Researchers from the universities of Coventry and Radboud, UK, reviewed 18 studies – featuring 846 participants over 11 years – on how the behaviour of our genes is affected by different MBIs including mindfulness and yoga.
They revealed a pattern in the molecular changes, which happen to the body as a result of the MBIs, and showed how those changes benefit our mental and physical health.
They explained the way that genes activate to produce proteins which influence the biological make-up of the body, the brain and the immune system.

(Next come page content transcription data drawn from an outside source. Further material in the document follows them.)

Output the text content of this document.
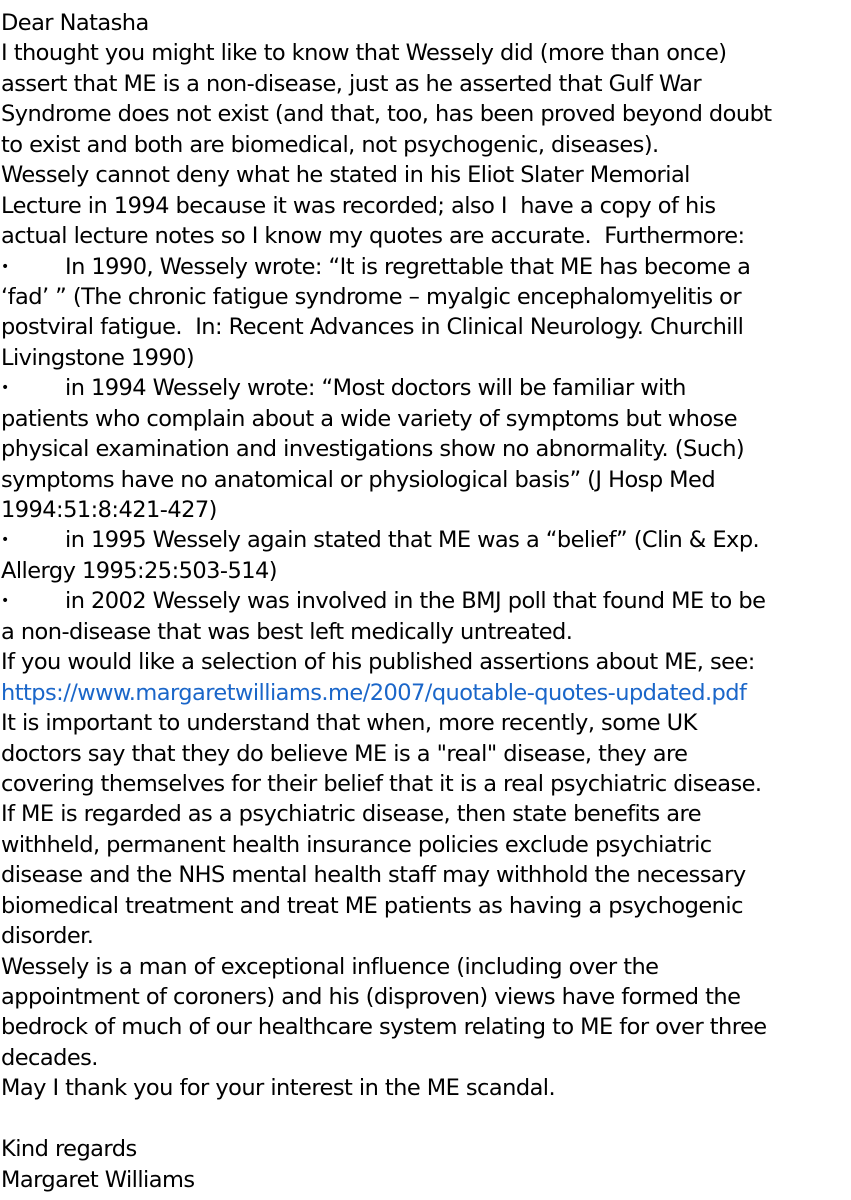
Dear Natasha
I thought you might like to know that Wessely did (more than once)
assert that ME is a non-disease, just as he asserted that Gulf War
Syndrome does not exist (and that, too, has been proved beyond doubt
to exist and both are biomedical, not psychogenic, diseases).
Wessely cannot deny what he stated in his Eliot Slater Memorial
Lecture in 1994 because it was recorded; also I  have a copy of his
actual lecture notes so I know my quotes are accurate.  Furthermore:
•	In 1990, Wessely wrote: “It is regrettable that ME has become a
‘fad’ ” (The chronic fatigue syndrome – myalgic encephalomyelitis or
postviral fatigue.  In: Recent Advances in Clinical Neurology. Churchill
Livingstone 1990)
•	in 1994 Wessely wrote: “Most doctors will be familiar with
patients who complain about a wide variety of symptoms but whose
physical examination and investigations show no abnormality. (Such)
symptoms have no anatomical or physiological basis” (J Hosp Med
1994:51:8:421-427)
•	in 1995 Wessely again stated that ME was a “belief” (Clin & Exp.
Allergy 1995:25:503-514)
•	in 2002 Wessely was involved in the BMJ poll that found ME to be
a non-disease that was best left medically untreated.
If you would like a selection of his published assertions about ME, see:
https://www.margaretwilliams.me/2007/quotable-quotes-updated.pdf
It is important to understand that when, more recently, some UK
doctors say that they do believe ME is a "real" disease, they are
covering themselves for their belief that it is a real psychiatric disease.
If ME is regarded as a psychiatric disease, then state benefits are
withheld, permanent health insurance policies exclude psychiatric
disease and the NHS mental health staff may withhold the necessary
biomedical treatment and treat ME patients as having a psychogenic
disorder.
Wessely is a man of exceptional influence (including over the
appointment of coroners) and his (disproven) views have formed the
bedrock of much of our healthcare system relating to ME for over three
decades.
May I thank you for your interest in the ME scandal.
Kind regards
Margaret Williams
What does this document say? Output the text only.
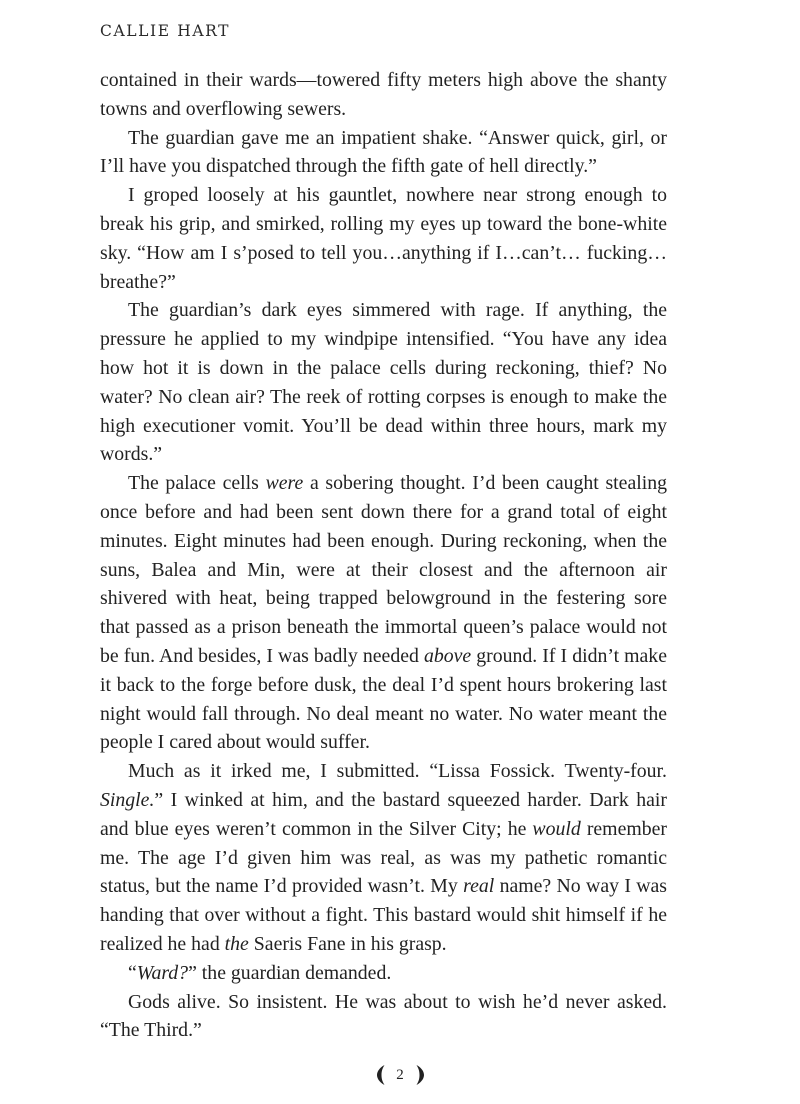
CALLIE HART

contained in their wards—towered fifty meters high above the shanty towns and overflowing sewers.

The guardian gave me an impatient shake. “Answer quick, girl, or I’ll have you dispatched through the fifth gate of hell directly.”

I groped loosely at his gauntlet, nowhere near strong enough to break his grip, and smirked, rolling my eyes up toward the bone-white sky. “How am I s’posed to tell you…anything if I…can’t… fucking…breathe?”

The guardian’s dark eyes simmered with rage. If anything, the pressure he applied to my windpipe intensified. “You have any idea how hot it is down in the palace cells during reckoning, thief? No water? No clean air? The reek of rotting corpses is enough to make the high executioner vomit. You’ll be dead within three hours, mark my words.”

The palace cells were a sobering thought. I’d been caught stealing once before and had been sent down there for a grand total of eight minutes. Eight minutes had been enough. During reckoning, when the suns, Balea and Min, were at their closest and the afternoon air shivered with heat, being trapped belowground in the festering sore that passed as a prison beneath the immortal queen’s palace would not be fun. And besides, I was badly needed above ground. If I didn’t make it back to the forge before dusk, the deal I’d spent hours brokering last night would fall through. No deal meant no water. No water meant the people I cared about would suffer.

Much as it irked me, I submitted. “Lissa Fossick. Twenty-four. Single.” I winked at him, and the bastard squeezed harder. Dark hair and blue eyes weren’t common in the Silver City; he would remember me. The age I’d given him was real, as was my pathetic romantic status, but the name I’d provided wasn’t. My real name? No way I was handing that over without a fight. This bastard would shit himself if he realized he had the Saeris Fane in his grasp.

“Ward?” the guardian demanded.

Gods alive. So insistent. He was about to wish he’d never asked. “The Third.”

2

When a person is exposed to a stressful event, their sympathetic nervous system (SNS) – the system responsible for the 'fight-or-flight' response – is triggered, in turn increasing production of a molecule called nuclear factor kappa B (NF-kB), which regulates how our genes are expressed.
NF-kB translates stress by activating genes to produce proteins called cytokines that cause inflammation at cellular level – a reaction that is useful as a short-lived fight-or-flight reaction, but if persistent, leads to a higher risk of cancer, accelerated aging and psychiatric disorders like depression.
According to the study, however, people who practise MBIs exhibit the opposite effect – namely a decrease in production of NF-kB and cytokines, leading to a reversal of the pro-inflammatory gene expression pattern and a reduction in the risk of inflammation-related diseases and conditions.
Lead investigator Ivana Buric said that millions of people around the world already enjoy the health benefits of mind-body interventions like yoga or meditation, but what perhaps these people do not realise is that these benefits begin at a molecular level and can change the way our genetic code goes about its business.